中峰明本禅师传(小说版):第五章 西天目参禅死关(上)
中峰明本禅师传(小说版):第五章 西天目参禅死关(上)
第二天黎明时分,直翁便起来弄好汤面。鸡叫二遍时,明本也醒来了。洗漱完毕,吃过早饭,他先向狮子岩焚香祝祷一番,才跟随直翁往山上走去。
此时晨曦初透,山鸟欢鸣,狮子岩直拔千丈,险不可登。好在直翁识得路径,三转两拐,就拨出了一个掩在深草中的小径。
“若寻不到这条小径,在这山里转上三五天,也上不了狮子岩的。”直翁笑着对明本说。
此时已是五月,草木极盛,涧水满溢,百草凝芳。在直翁竹杖的拨打下,不时有蛇虫游入草丛。不知淌过几条溪涧,翻过几条山脊,到了辰时,二人才登上狮子岩。这狮子岩在西天目山峰顶之下,独为一峰,如雄狮盘踞。上有狮子口悬于峰外,下面较为平坦,早架有两三间茅庵,便是高峰和尚的弟子们禅居之处了。
高峰和尚的死关就在狮子口内。狮子口横出山壁,高约丈余,无路无径,险不可入。直翁在下面先歇了歇,然后鼓劲高呼:“师父,弟子乔祖求见。”
这时狮子口内放下一架木梯,有一僧人说:“直翁,待木梯放实了方可上来。”
直翁先上木梯,虽是六十岁的人了,手脚尚还灵健。过了一会,直翁在上面说:“小兄弟,师父已同意见你了,快上来吧。”于是明本方攀梯而上。进入狮子口,见到直翁和四五位僧人均垂手而立,无人言语。

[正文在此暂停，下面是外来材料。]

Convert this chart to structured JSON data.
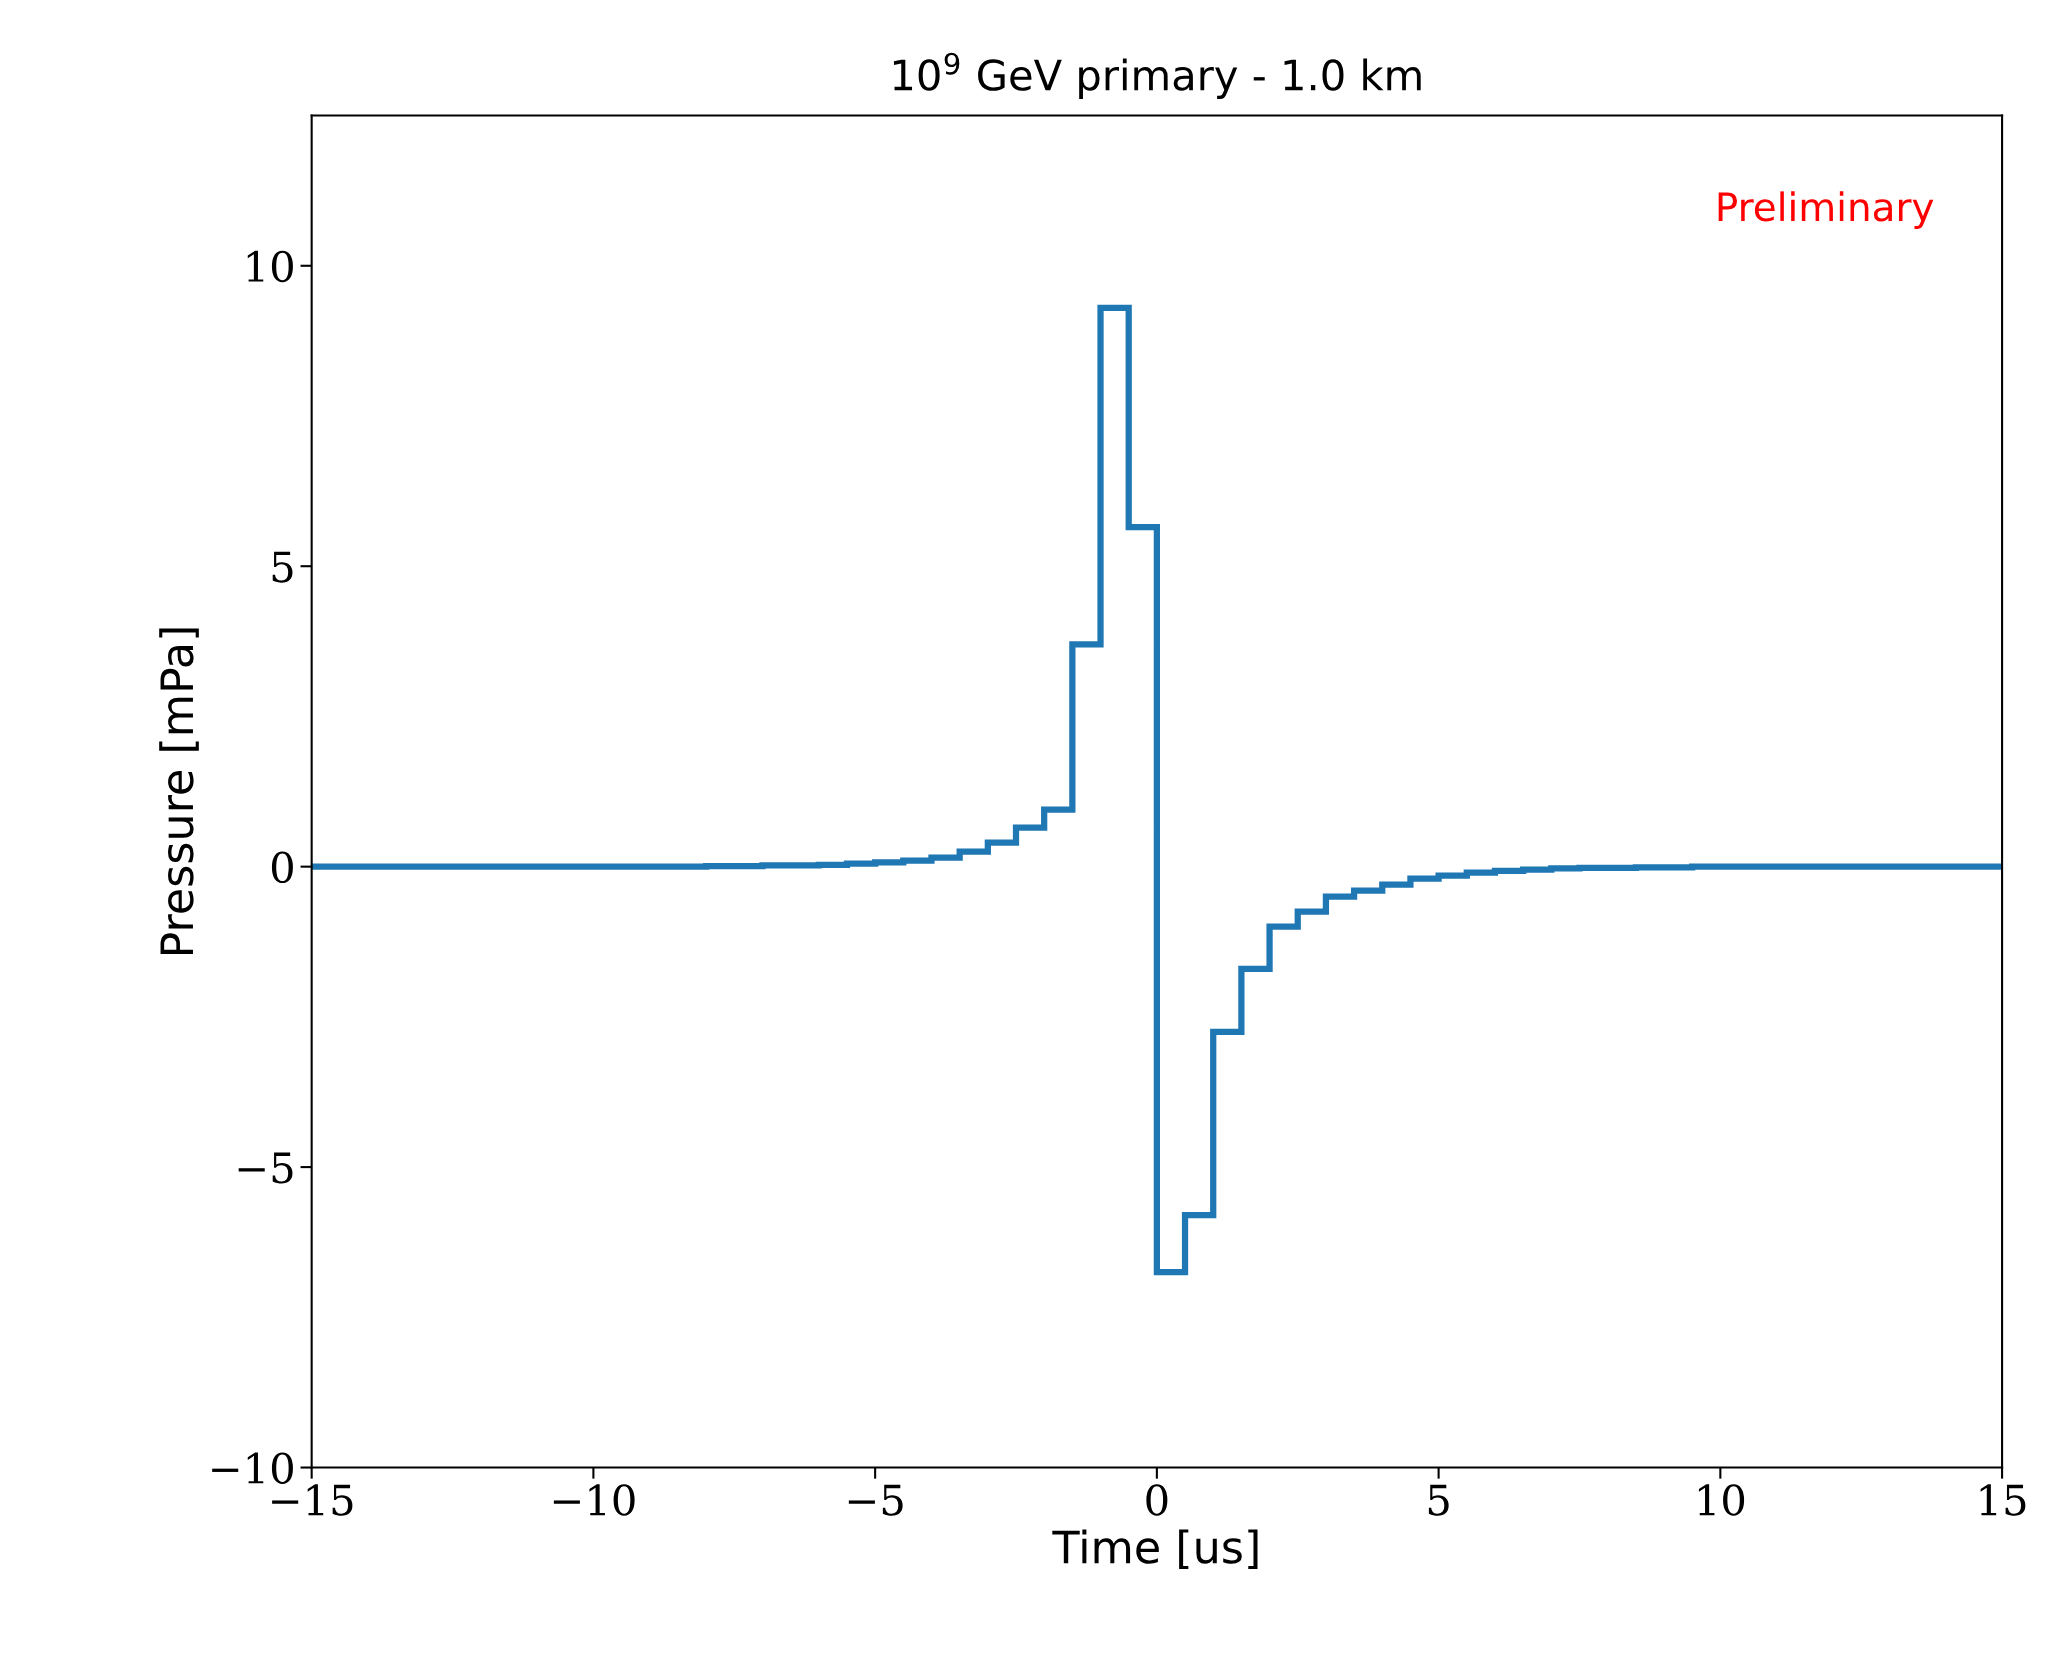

明本往里一看,原来狮子口中尚有一洞,洞口仅五尺见方,有一柴栅拦着,洞口上方有一木匾,上面镂有“死关”二字,甚是古拙苍劲。明本在柴栅外跪下顶礼,说:“弟子明本,叩见和尚。”
“是明山师兄荐来的么?可有书信?”柴栅并未开启,洞里昏暗,明本尚未看到高峰和尚神仪,不过音激如剑,有一种摄人的声威。明本从怀中掏出信来,一位僧人近前接过书信,双手捧到柴栅之外。
高峰和尚伸手接过了信,也不知他看与未看,却发出话来,说:“我这里立有规矩,不论何人,上得狮子岩来,均须接老僧三关之语,下语中意者留,不中意者去。”

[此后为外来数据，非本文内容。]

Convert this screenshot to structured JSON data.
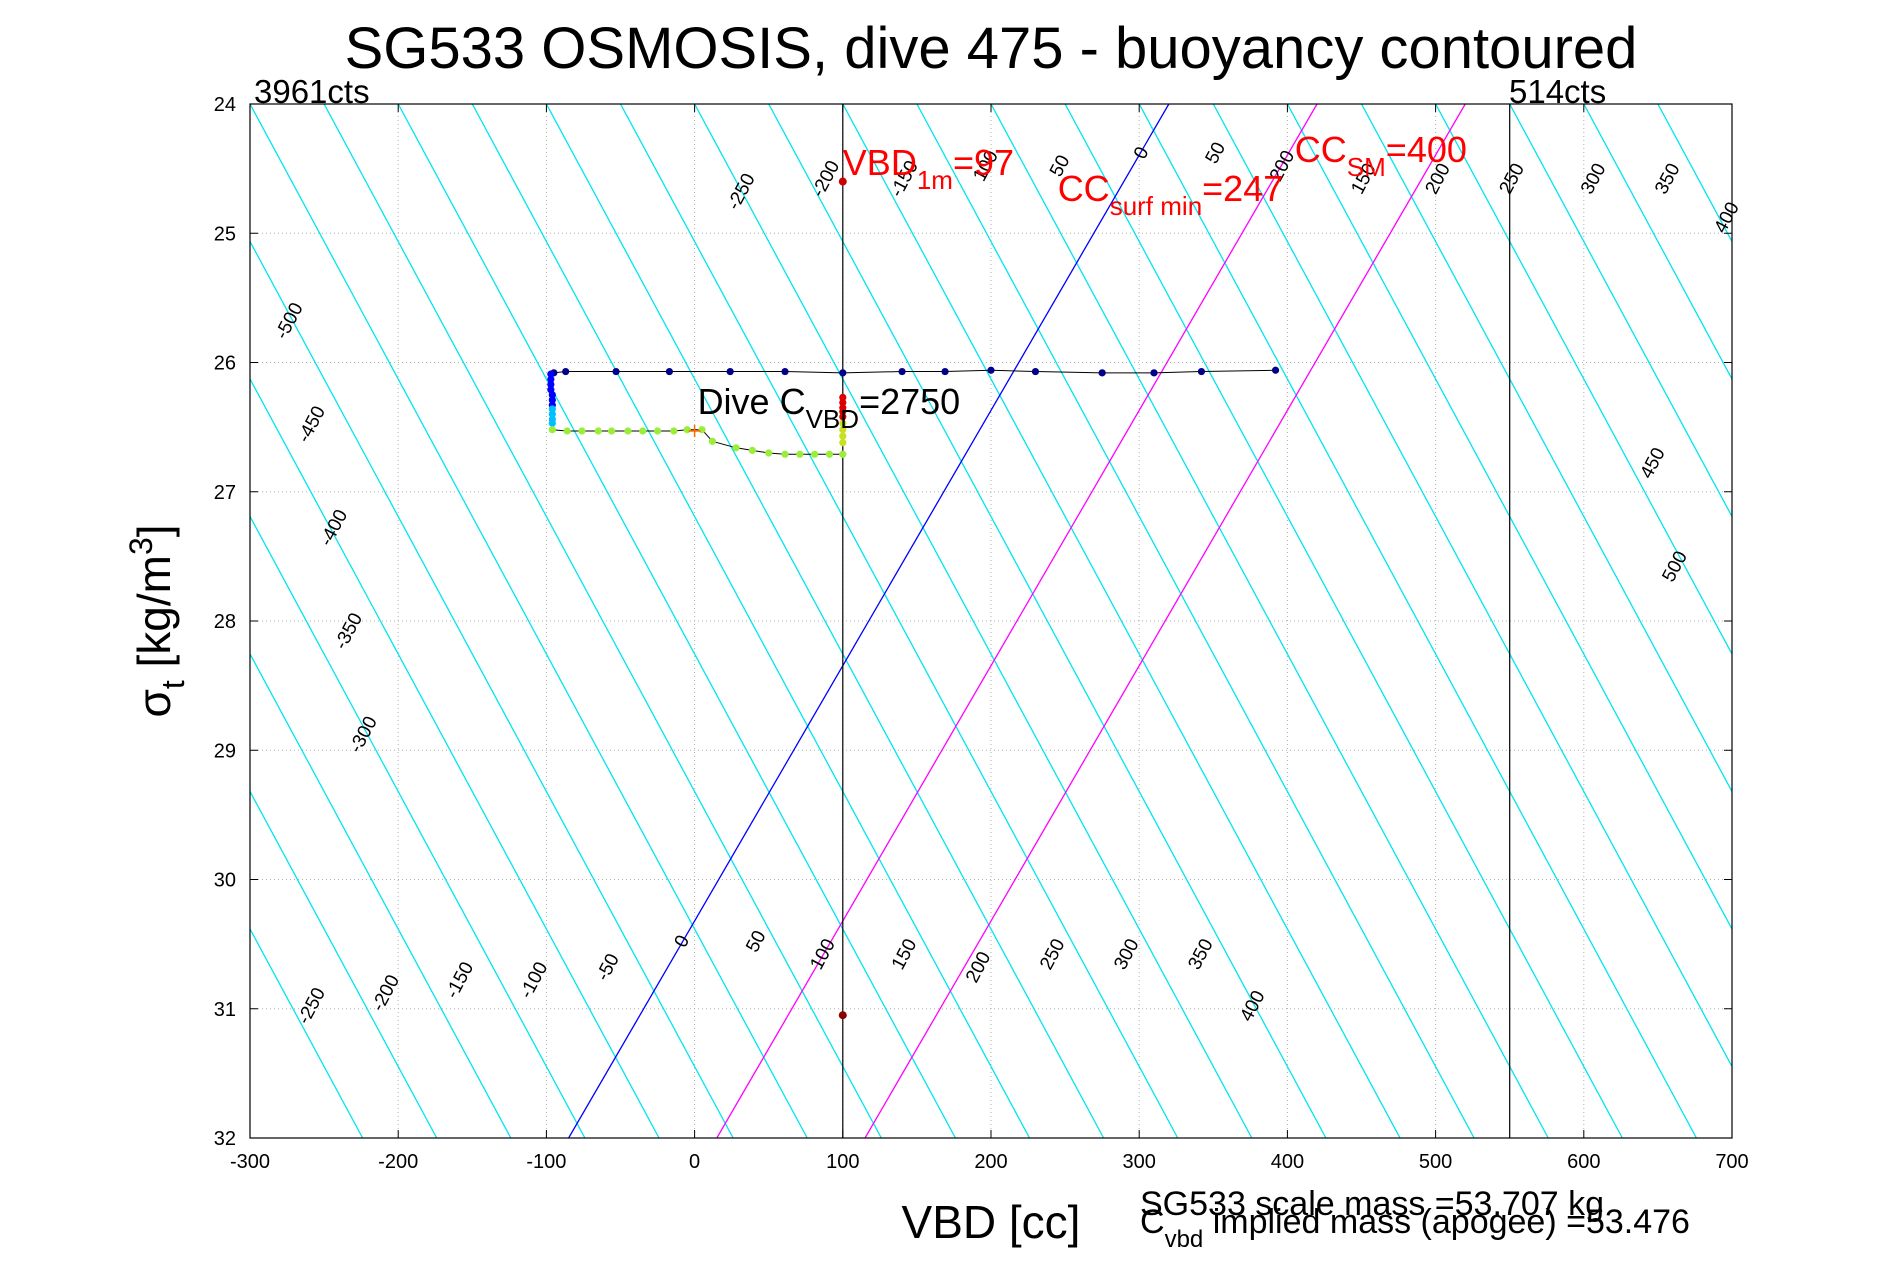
{
  "chart_data": {
    "type": "scatter",
    "title": "SG533 OSMOSIS, dive 475 - buoyancy contoured",
    "xlabel": "VBD [cc]",
    "ylabel": {
      "base": "σ",
      "sub": "t",
      "unit": " [kg/m",
      "sup": "3",
      "close": "]"
    },
    "xlim": [
      -300,
      700
    ],
    "ylim": [
      24,
      32
    ],
    "y_reversed": true,
    "grid": true,
    "xticks": [
      -300,
      -200,
      -100,
      0,
      100,
      200,
      300,
      400,
      500,
      600,
      700
    ],
    "yticks": [
      24,
      25,
      26,
      27,
      28,
      29,
      30,
      31,
      32
    ],
    "count_labels": {
      "left": "3961cts",
      "right": "514cts"
    },
    "vertical_lines": [
      {
        "x": 100,
        "color": "#000000"
      },
      {
        "x": 550,
        "color": "#000000"
      }
    ],
    "contour_lines": {
      "color": "#00e5ee",
      "levels": [
        -500,
        -450,
        -400,
        -350,
        -300,
        -250,
        -200,
        -150,
        -100,
        -50,
        0,
        50,
        100,
        150,
        200,
        250,
        300,
        350,
        400,
        450,
        500
      ],
      "slope_cc_per_kgm3": 47,
      "label_at_25_1_to_26": [
        {
          "text": "-500",
          "x": -270,
          "y": 25.7
        },
        {
          "text": "-450",
          "x": -255,
          "y": 26.5
        },
        {
          "text": "-400",
          "x": -240,
          "y": 27.3
        },
        {
          "text": "-350",
          "x": -230,
          "y": 28.1
        },
        {
          "text": "-300",
          "x": -220,
          "y": 28.9
        },
        {
          "text": "-250",
          "x": -255,
          "y": 31.0
        },
        {
          "text": "-200",
          "x": -205,
          "y": 30.9
        },
        {
          "text": "-150",
          "x": -155,
          "y": 30.8
        },
        {
          "text": "-100",
          "x": -105,
          "y": 30.8
        },
        {
          "text": "-50",
          "x": -55,
          "y": 30.7
        },
        {
          "text": "0",
          "x": -5,
          "y": 30.5
        },
        {
          "text": "50",
          "x": 45,
          "y": 30.5
        },
        {
          "text": "100",
          "x": 90,
          "y": 30.6
        },
        {
          "text": "150",
          "x": 145,
          "y": 30.6
        },
        {
          "text": "200",
          "x": 195,
          "y": 30.7
        },
        {
          "text": "250",
          "x": 245,
          "y": 30.6
        },
        {
          "text": "300",
          "x": 295,
          "y": 30.6
        },
        {
          "text": "350",
          "x": 345,
          "y": 30.6
        },
        {
          "text": "400",
          "x": 380,
          "y": 31.0
        },
        {
          "text": "-250",
          "x": 35,
          "y": 24.7
        },
        {
          "text": "-200",
          "x": 92,
          "y": 24.6
        },
        {
          "text": "-150",
          "x": 145,
          "y": 24.6
        },
        {
          "text": "100",
          "x": 200,
          "y": 24.5
        },
        {
          "text": "50",
          "x": 250,
          "y": 24.5
        },
        {
          "text": "0",
          "x": 305,
          "y": 24.4
        },
        {
          "text": "50",
          "x": 355,
          "y": 24.4
        },
        {
          "text": "200",
          "x": 400,
          "y": 24.5
        },
        {
          "text": "150",
          "x": 455,
          "y": 24.6
        },
        {
          "text": "200",
          "x": 505,
          "y": 24.6
        },
        {
          "text": "250",
          "x": 555,
          "y": 24.6
        },
        {
          "text": "300",
          "x": 610,
          "y": 24.6
        },
        {
          "text": "350",
          "x": 660,
          "y": 24.6
        },
        {
          "text": "400",
          "x": 700,
          "y": 24.9
        },
        {
          "text": "450",
          "x": 650,
          "y": 26.8
        },
        {
          "text": "500",
          "x": 665,
          "y": 27.6
        }
      ]
    },
    "reference_lines": [
      {
        "name": "",
        "x_at_ymin": -85,
        "x_at_ymax": 320,
        "color": "#0000ff"
      },
      {
        "name": "",
        "x_at_ymin": 15,
        "x_at_ymax": 420,
        "color": "#ff00ff"
      },
      {
        "name": "",
        "x_at_ymin": 115,
        "x_at_ymax": 520,
        "color": "#ff00ff"
      }
    ],
    "series": [
      {
        "name": "",
        "color": "#00008b",
        "x": [
          -95,
          -87,
          -53,
          -17,
          24,
          61,
          100,
          140,
          169,
          200,
          230,
          275,
          310,
          342,
          392
        ],
        "y": [
          26.08,
          26.07,
          26.07,
          26.07,
          26.07,
          26.07,
          26.08,
          26.07,
          26.07,
          26.06,
          26.07,
          26.08,
          26.08,
          26.07,
          26.06
        ]
      },
      {
        "name": "",
        "color": "#0000ff",
        "x": [
          -97,
          -97,
          -97,
          -97,
          -96,
          -96,
          -96
        ],
        "y": [
          26.09,
          26.13,
          26.17,
          26.21,
          26.25,
          26.29,
          26.33
        ]
      },
      {
        "name": "",
        "color": "#00bfff",
        "x": [
          -96,
          -96,
          -96,
          -96
        ],
        "y": [
          26.36,
          26.4,
          26.44,
          26.47
        ]
      },
      {
        "name": "",
        "color": "#9aee3a",
        "x": [
          -96,
          -86,
          -76,
          -65,
          -56,
          -45,
          -35,
          -25,
          -14,
          -5,
          5,
          12,
          28,
          39,
          50,
          61,
          71,
          81,
          91,
          100
        ],
        "y": [
          26.52,
          26.53,
          26.53,
          26.53,
          26.53,
          26.53,
          26.53,
          26.53,
          26.53,
          26.52,
          26.52,
          26.61,
          26.66,
          26.68,
          26.7,
          26.71,
          26.71,
          26.71,
          26.71,
          26.71
        ]
      },
      {
        "name": "",
        "color": "#c8e020",
        "x": [
          100,
          100,
          100,
          100
        ],
        "y": [
          26.62,
          26.57,
          26.52,
          26.47
        ]
      },
      {
        "name": "",
        "color": "#dd0000",
        "x": [
          100,
          100,
          100,
          100,
          100
        ],
        "y": [
          26.42,
          26.38,
          26.35,
          26.31,
          26.27
        ]
      }
    ],
    "markers": [
      {
        "x": 0,
        "y": 26.53,
        "color": "#ff6600",
        "shape": "plus"
      },
      {
        "x": 100,
        "y": 24.6,
        "color": "#cc0000",
        "shape": "dot"
      },
      {
        "x": 100,
        "y": 31.05,
        "color": "#8b0000",
        "shape": "dot"
      }
    ],
    "annotations": [
      {
        "text": "VBD",
        "sub": "1m",
        "rest": "=97",
        "x": 100,
        "y": 24.55,
        "color": "#ff0000"
      },
      {
        "text": "CC",
        "sub": "surf min",
        "rest": "=247",
        "x": 245,
        "y": 24.75,
        "color": "#ff0000"
      },
      {
        "text": "CC",
        "sub": "SM",
        "rest": "=400",
        "x": 405,
        "y": 24.45,
        "color": "#ff0000"
      },
      {
        "text": "Dive C",
        "sub": "VBD",
        "rest": "=2750",
        "x": 2,
        "y": 26.4,
        "color": "#000000"
      }
    ],
    "footer": {
      "line1": "SG533 scale mass =53.707 kg",
      "line2": {
        "text": "C",
        "sub": "vbd",
        "rest": " implied mass (apogee) =53.476"
      }
    }
  }
}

原来高峰和尚自辟死关以来,天下慕名而来者甚多。高峰和尚不厌其烦,因此立三关之语验人。这三关之语,从此将诸多参禅者拒之门外,能下语合高峰禅师意者,仅三五人而已。
“大彻大悟的人,本已了脱生死,为什么命根不断?”高峰禅师将第一关语说了,随即就道:“不须迟疑,速道速道!”

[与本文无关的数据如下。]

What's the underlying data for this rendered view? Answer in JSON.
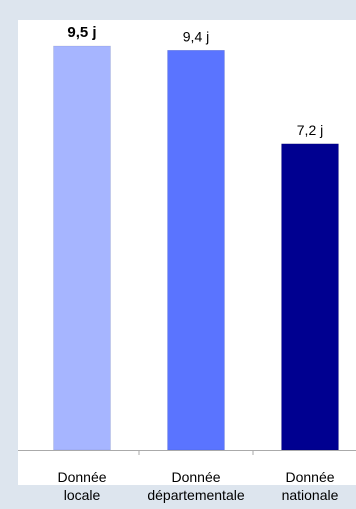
{
  "chart_data": {
    "type": "bar",
    "categories": [
      [
        "Donnée",
        "locale"
      ],
      [
        "Donnée",
        "départementale"
      ],
      [
        "Donnée",
        "nationale"
      ]
    ],
    "values": [
      9.5,
      9.4,
      7.2
    ],
    "data_labels": [
      "9,5 j",
      "9,4 j",
      "7,2 j"
    ],
    "highlight_index": 0,
    "ylim": [
      0,
      10
    ],
    "grid": false,
    "legend": "none",
    "colors": {
      "background": "#dde5ee",
      "plot_area": "#ffffff",
      "bars": [
        "#a6b5ff",
        "#5a74ff",
        "#000090"
      ],
      "axis": "#aaaaaa"
    }
  }
}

明本这几年原已把《传灯录》看得烂熟,故对机锋转语,亦知应对,故立即答道:“好死不如恶活。”
高峰禅师又下第二关语:“佛祖的公案,只是一个道理,为什么有明,有不明?”
“明与不明,有何交涉!”明本应声答道。
高峰禅师再下第三关语:“大修行之人,当遵佛行,为什么不守毘尼戒法?”
明本答道:“海阔凭鱼跃,天高任鸟飞。”答毕,垂手而立。直翁原本肃然,听到这三句转语后,不觉面露微笑。高峰禅师的其他几位弟子脸上也露出钦佩之色。
柴栅轻移,高峰和尚走了出来,明本见他发长披肩,面垢形枯,一件僧袍早已垢烂得难以蔽体。原来高峰和尚自入死关以来,拒绝他人供养,一衣在身从不更换,不沐浴澡身,也不剪发,两日才吃一餐,因此形体羸弱,垢汙让人生畏。只有那如炬的目光,表明他是非常之人。
见高峰禅师走出死关,明本、直翁及高峰禅师那几位弟子立即接应礼拜。高峰禅师轻抚明本说:“我在此等候你多年了,怎么今天才来?”
明本说:“弟子近日才得到师父的消息,就急急赶来了。”
高峰禅师问他:“今年多大了?”
明本说:“今年二十四岁。”
高峰禅师说:“老僧二十四岁时破参,汝今二十四岁来参,岂非天意?不过你为何还没落发出家?”
明本把父亲的阻碍讲于高峰禅师,高峰禅师听罢,说:“我今天不留你,你可向你父亲讲一讲阇夜多尊者出家的因缘。你父若同意你出家,即可再来,老僧为你落发;若不允,你也不必来了。”说完,转身便进了死关,关了柴栅。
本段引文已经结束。